I dubbi di governi, ambientalisti ed esperti rimangono ancora molti. Una delle principali criticità è l’equità di un simile meccanismo. Lo scambio dei crediti potrebbe infatti diventare un modo per gli Stati più ricchi di eludere le proprie responsabilità climatiche ed economiche verso quelli in via di sviluppo. Per esempio, la Svizzera – che ha firmato patti con otto nazioni – Perù, Ghana, Senegal, Georgia, Vanuatu, Dominica, Thailandia e Ucraina – fino ad ora ha fornito solo il 40% della sua quota per i 100 miliardi dell’accordo internazionale sulla finanza climatica.
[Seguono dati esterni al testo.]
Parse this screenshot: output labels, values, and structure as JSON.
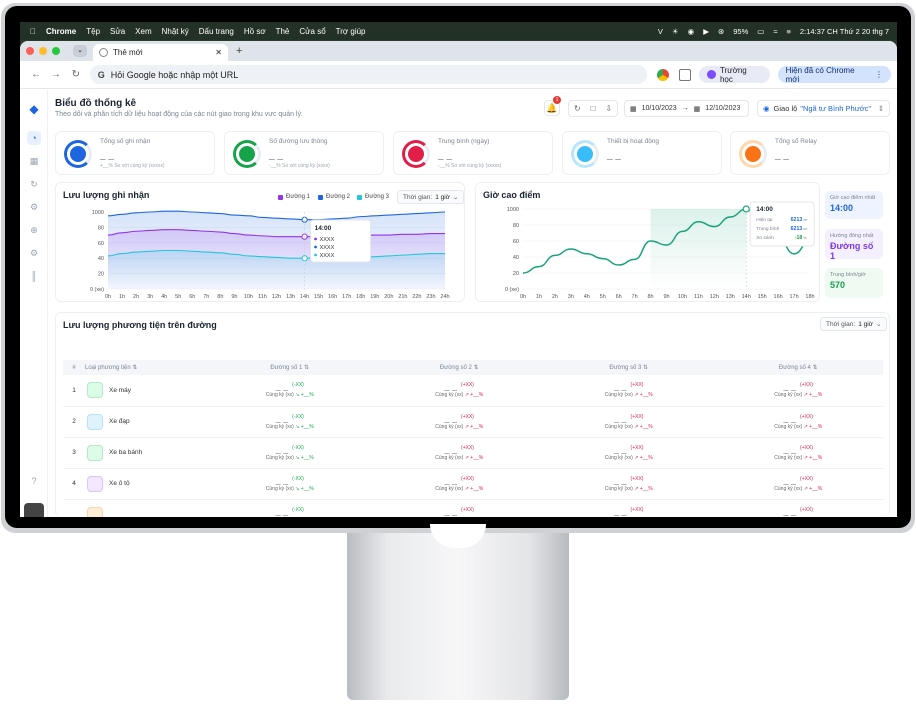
{
  "menubar": {
    "app": "Chrome",
    "items": [
      "Tệp",
      "Sửa",
      "Xem",
      "Nhật ký",
      "Dấu trang",
      "Hồ sơ",
      "Thẻ",
      "Cửa sổ",
      "Trợ giúp"
    ],
    "battery": "95%",
    "clock": "2:14:37 CH Thứ 2 20 thg 7"
  },
  "browser": {
    "tab_title": "Thẻ mới",
    "omnibox_placeholder": "Hỏi Google hoặc nhập một URL",
    "school_label": "Trường học",
    "update_label": "Hiện đã có Chrome mới"
  },
  "header": {
    "title": "Biểu đồ thống kê",
    "subtitle": "Theo dõi và phân tích dữ liệu hoạt động của các nút giao trong khu vực quản lý.",
    "notification_count": "1",
    "date_from": "10/10/2023",
    "date_to": "12/10/2023",
    "junction_label": "Giao lộ",
    "junction_value": "\"Ngã tư Bình Phước\""
  },
  "cards": [
    {
      "title": "Tổng số ghi nhận",
      "value": "_ _",
      "compare": "+__% So với cùng kỳ (xxxxx)",
      "color": "#1e66e0",
      "ring": "#1e66e0"
    },
    {
      "title": "Số đường lưu thông",
      "value": "_ _",
      "compare": "-__% So với cùng kỳ (xxxx)",
      "color": "#16a34a",
      "ring": "#16a34a"
    },
    {
      "title": "Trung bình (ngày)",
      "value": "_ _",
      "compare": "-__% So với cùng kỳ (xxxxx)",
      "color": "#e11d48",
      "ring": "#e11d48"
    },
    {
      "title": "Thiết bị hoạt động",
      "value": "_ _",
      "compare": "",
      "color": "#38bdf8",
      "ring": "#bae6fd"
    },
    {
      "title": "Tổng số Relay",
      "value": "_ _",
      "compare": "",
      "color": "#f97316",
      "ring": "#fed7aa"
    }
  ],
  "flow_chart": {
    "title": "Lưu lượng ghi nhận",
    "time_label": "Thời gian:",
    "time_value": "1 giờ",
    "tooltip_time": "14:00",
    "tooltip_values": [
      "XXXX",
      "XXXX",
      "XXXX"
    ]
  },
  "peak_chart": {
    "title": "Giờ cao điểm",
    "tooltip_time": "14:00",
    "tooltip_rows": [
      {
        "label": "Hiện tại",
        "value": "6213",
        "unit": "xe"
      },
      {
        "label": "Trung bình",
        "value": "6213",
        "unit": "xe"
      },
      {
        "label": "So sánh",
        "value": "-18",
        "unit": "%"
      }
    ]
  },
  "side_stats": [
    {
      "label": "Giờ cao điểm nhất",
      "value": "14:00",
      "color": "#1e66e0",
      "bg": "#eef4ff"
    },
    {
      "label": "Hướng đông nhất",
      "value": "Đường số 1",
      "color": "#7c3aed",
      "bg": "#f5f0ff"
    },
    {
      "label": "Trung bình/giờ",
      "value": "570",
      "color": "#16a34a",
      "bg": "#effaf3"
    }
  ],
  "chart_data": [
    {
      "type": "area",
      "title": "Lưu lượng ghi nhận",
      "x": [
        "0h",
        "1h",
        "2h",
        "3h",
        "4h",
        "5h",
        "6h",
        "7h",
        "8h",
        "9h",
        "10h",
        "11h",
        "12h",
        "13h",
        "14h",
        "15h",
        "16h",
        "17h",
        "18h",
        "19h",
        "20h",
        "21h",
        "22h",
        "23h",
        "24h"
      ],
      "xlabel_unit": "0 (xe)",
      "yticks": [
        0,
        20,
        40,
        60,
        80,
        100,
        1000
      ],
      "legend": [
        "Đường 1",
        "Đường 2",
        "Đường 3"
      ],
      "series": [
        {
          "name": "Đường 2",
          "color": "#1e66e0",
          "values": [
            95,
            97,
            99,
            100,
            101,
            101,
            100,
            99,
            98,
            96,
            95,
            93,
            92,
            91,
            90,
            90,
            91,
            92,
            94,
            95,
            96,
            97,
            98,
            99,
            100
          ]
        },
        {
          "name": "Đường 1",
          "color": "#9333ea",
          "values": [
            70,
            73,
            75,
            76,
            77,
            77,
            76,
            75,
            74,
            72,
            70,
            69,
            68,
            68,
            68,
            68,
            68,
            69,
            69,
            70,
            70,
            71,
            71,
            72,
            72
          ]
        },
        {
          "name": "Đường 3",
          "color": "#22c7d9",
          "values": [
            43,
            46,
            48,
            49,
            50,
            50,
            49,
            48,
            47,
            45,
            43,
            42,
            41,
            40,
            40,
            40,
            40,
            41,
            41,
            42,
            43,
            44,
            45,
            46,
            46
          ]
        }
      ]
    },
    {
      "type": "line",
      "title": "Giờ cao điểm",
      "x": [
        "0h",
        "1h",
        "2h",
        "3h",
        "4h",
        "5h",
        "6h",
        "7h",
        "8h",
        "9h",
        "10h",
        "11h",
        "12h",
        "13h",
        "14h",
        "15h",
        "16h",
        "17h",
        "18h"
      ],
      "xlabel_unit": "0 (xe)",
      "yticks": [
        0,
        20,
        40,
        60,
        80,
        100,
        1000
      ],
      "series": [
        {
          "name": "",
          "color": "#1aa37a",
          "values": [
            20,
            28,
            42,
            50,
            44,
            38,
            30,
            37,
            60,
            55,
            72,
            84,
            78,
            90,
            100,
            74,
            64,
            44,
            60
          ]
        }
      ]
    }
  ],
  "table": {
    "title": "Lưu lượng phương tiện trên đường",
    "time_label": "Thời gian:",
    "time_value": "1 giờ",
    "headers": [
      "#",
      "Loại phương tiện",
      "Đường số 1",
      "Đường số 2",
      "Đường số 3",
      "Đường số 4"
    ],
    "rows": [
      {
        "n": "1",
        "name": "Xe máy",
        "color": "#16a34a",
        "bg": "#dcfce7"
      },
      {
        "n": "2",
        "name": "Xe đạp",
        "color": "#0ea5e9",
        "bg": "#e0f2fe"
      },
      {
        "n": "3",
        "name": "Xe ba bánh",
        "color": "#16a34a",
        "bg": "#dcfce7"
      },
      {
        "n": "4",
        "name": "Xe ô tô",
        "color": "#9333ea",
        "bg": "#f3e8ff"
      },
      {
        "n": "",
        "name": "",
        "color": "#f97316",
        "bg": "#ffedd5"
      }
    ],
    "cell_value": "_ _",
    "change_up": "(+XX)",
    "change_plain": "(-XX)",
    "compare": "Cùng kỳ (xx)",
    "trend": "+__%"
  }
}
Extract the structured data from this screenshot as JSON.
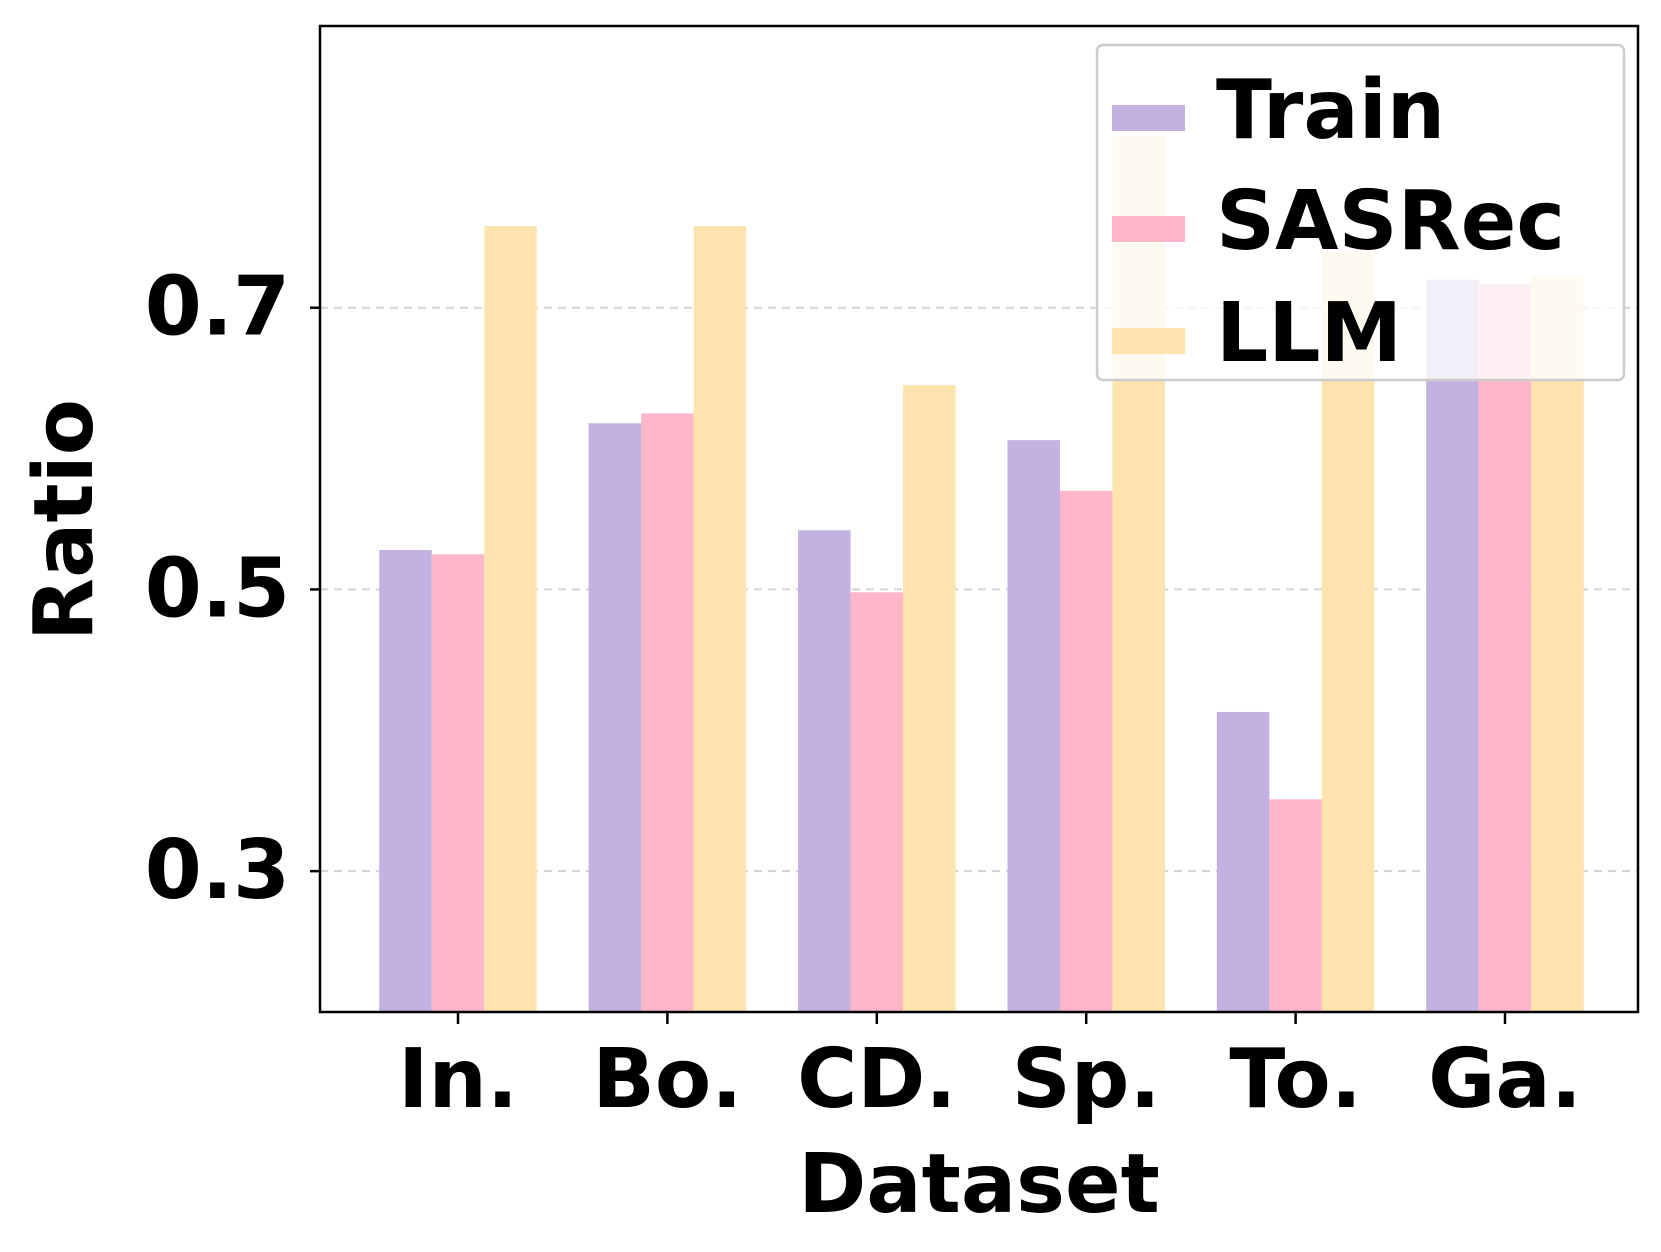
{
  "chart_data": {
    "type": "bar",
    "xlabel": "Dataset",
    "ylabel": "Ratio",
    "categories": [
      "In.",
      "Bo.",
      "CD.",
      "Sp.",
      "To.",
      "Ga."
    ],
    "series": [
      {
        "name": "Train",
        "color": "#C3B1E1",
        "values": [
          0.528,
          0.618,
          0.542,
          0.606,
          0.413,
          0.72
        ]
      },
      {
        "name": "SASRec",
        "color": "#FFB6C8",
        "values": [
          0.525,
          0.625,
          0.498,
          0.57,
          0.351,
          0.717
        ]
      },
      {
        "name": "LLM",
        "color": "#FDE3AE",
        "values": [
          0.758,
          0.758,
          0.645,
          0.822,
          0.74,
          0.722
        ]
      }
    ],
    "ylim": [
      0.2,
      0.9
    ],
    "yticks": [
      "0.3",
      "0.5",
      "0.7"
    ],
    "grid": "horizontal dashed",
    "legend_position": "top-right"
  }
}
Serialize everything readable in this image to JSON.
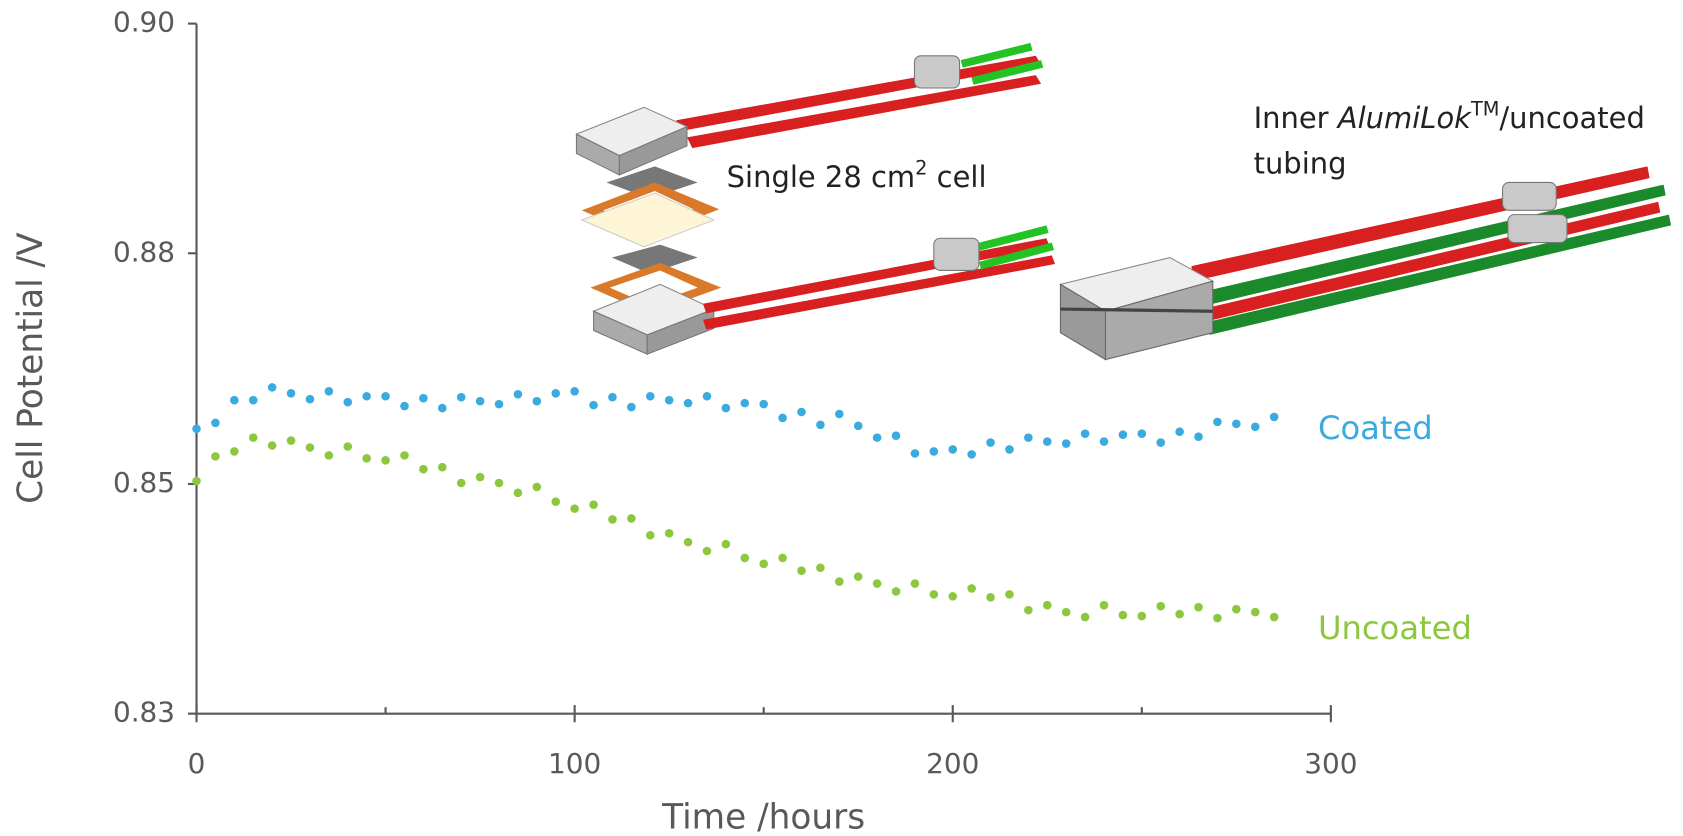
{
  "chart_data": {
    "type": "scatter",
    "xlabel": "Time /hours",
    "ylabel": "Cell Potential /V",
    "xlim": [
      0,
      300
    ],
    "xticks": [
      0,
      100,
      200,
      300
    ],
    "xminorticks": [
      50,
      150,
      250
    ],
    "ylim": [
      0.83,
      0.9
    ],
    "yticks": [
      0.83,
      {
        "value": 0.8533,
        "label": "0.85"
      },
      {
        "value": 0.8767,
        "label": "0.88"
      },
      {
        "value": 0.9,
        "label": "0.90"
      }
    ],
    "x": [
      0,
      5,
      10,
      15,
      20,
      25,
      30,
      35,
      40,
      45,
      50,
      55,
      60,
      65,
      70,
      75,
      80,
      85,
      90,
      95,
      100,
      105,
      110,
      115,
      120,
      125,
      130,
      135,
      140,
      145,
      150,
      155,
      160,
      165,
      170,
      175,
      180,
      185,
      190,
      195,
      200,
      205,
      210,
      215,
      220,
      225,
      230,
      235,
      240,
      245,
      250,
      255,
      260,
      265,
      270,
      275,
      280,
      285
    ],
    "series": [
      {
        "name": "Coated",
        "color": "#3aabdf",
        "values": [
          0.8589,
          0.8595,
          0.8618,
          0.8618,
          0.8631,
          0.8625,
          0.8619,
          0.8627,
          0.8616,
          0.8622,
          0.8622,
          0.8612,
          0.862,
          0.861,
          0.8621,
          0.8617,
          0.8614,
          0.8624,
          0.8617,
          0.8625,
          0.8627,
          0.8613,
          0.8621,
          0.8611,
          0.8622,
          0.8618,
          0.8615,
          0.8622,
          0.861,
          0.8615,
          0.8614,
          0.86,
          0.8606,
          0.8593,
          0.8604,
          0.8592,
          0.858,
          0.8582,
          0.8564,
          0.8566,
          0.8568,
          0.8563,
          0.8575,
          0.8568,
          0.858,
          0.8576,
          0.8574,
          0.8584,
          0.8576,
          0.8583,
          0.8584,
          0.8575,
          0.8586,
          0.8581,
          0.8596,
          0.8594,
          0.8591,
          0.8601
        ]
      },
      {
        "name": "Uncoated",
        "color": "#8dc63f",
        "values": [
          0.8536,
          0.8561,
          0.8566,
          0.858,
          0.8572,
          0.8577,
          0.857,
          0.8562,
          0.8571,
          0.8559,
          0.8557,
          0.8562,
          0.8548,
          0.855,
          0.8534,
          0.854,
          0.8534,
          0.8524,
          0.853,
          0.8515,
          0.8508,
          0.8512,
          0.8497,
          0.8498,
          0.8481,
          0.8483,
          0.8474,
          0.8465,
          0.8472,
          0.8458,
          0.8452,
          0.8458,
          0.8445,
          0.8448,
          0.8434,
          0.8439,
          0.8432,
          0.8424,
          0.8432,
          0.8421,
          0.8419,
          0.8427,
          0.8418,
          0.8421,
          0.8405,
          0.841,
          0.8403,
          0.8398,
          0.841,
          0.84,
          0.8399,
          0.8409,
          0.8401,
          0.8408,
          0.8397,
          0.8406,
          0.8403,
          0.8398
        ]
      }
    ],
    "annotations": [
      {
        "text": "Single 28 cm",
        "sup": "2",
        "after": " cell"
      },
      {
        "text": "Inner ",
        "italic": "AlumiLok",
        "sup": "TM",
        "after": "/uncoated",
        "line2": "tubing"
      }
    ]
  }
}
Ed è in ritardo rispetto sulla tabella di marcia degli Accordi di Parigi.

Spesso poi gli interventi di compensazione previsti non sono abbastanza ambiziosi o non superano di molto gli obiettivi già raggiungibili con i fondi a disposizione degli Stati coinvolti. È il caso del piano di investimento di Berna nell’efficientamento energetico degli edifici pubblici della Georgia, secondo Thomas Day, esperto di mercati del carbonio presso il NewClimate Institute di Colonia, intervistato dal New York Times. Anche in presenza di sistemi di misurazione, è possibile stimare per eccesso le emissioni mitigate. È successo fino ad oggi in Australia, denuncia il fondo d’investimento GreenCollar. Il modello utilizzato dallo Stato per stimare la quantità di anidride carbonica immagazzinata nelle foreste interessate da piani di rigenerazione, per riequilibrare i gas serra prodotti – secondo gli esperti consultati dall’azienda – non tiene conto delle caratteristiche delle aree che già hanno quantità significative di vegetazione. Coinvolgere sempre di più i privati, come ha proposto di fare l’inviato Usa per il clima John Kerry con l’Energy Transition Accelerator (un piano di compensazione che coinvolge il Bezos Earth Fund e la fondazione Rockfeller), non sembra una soluzione risolutiva, almeno in assenza di linee guida rigide per valutare i programmi di compensazione e di sviluppo nei diversi Paesi. “L’approccio deve essere cooperativo e non coloniale tra gli Stati – afferma Domenico Vito – Al punto in cui siamo arrivati con la crisi climatica, “non credo che convenga a nessuno truccare i conti”.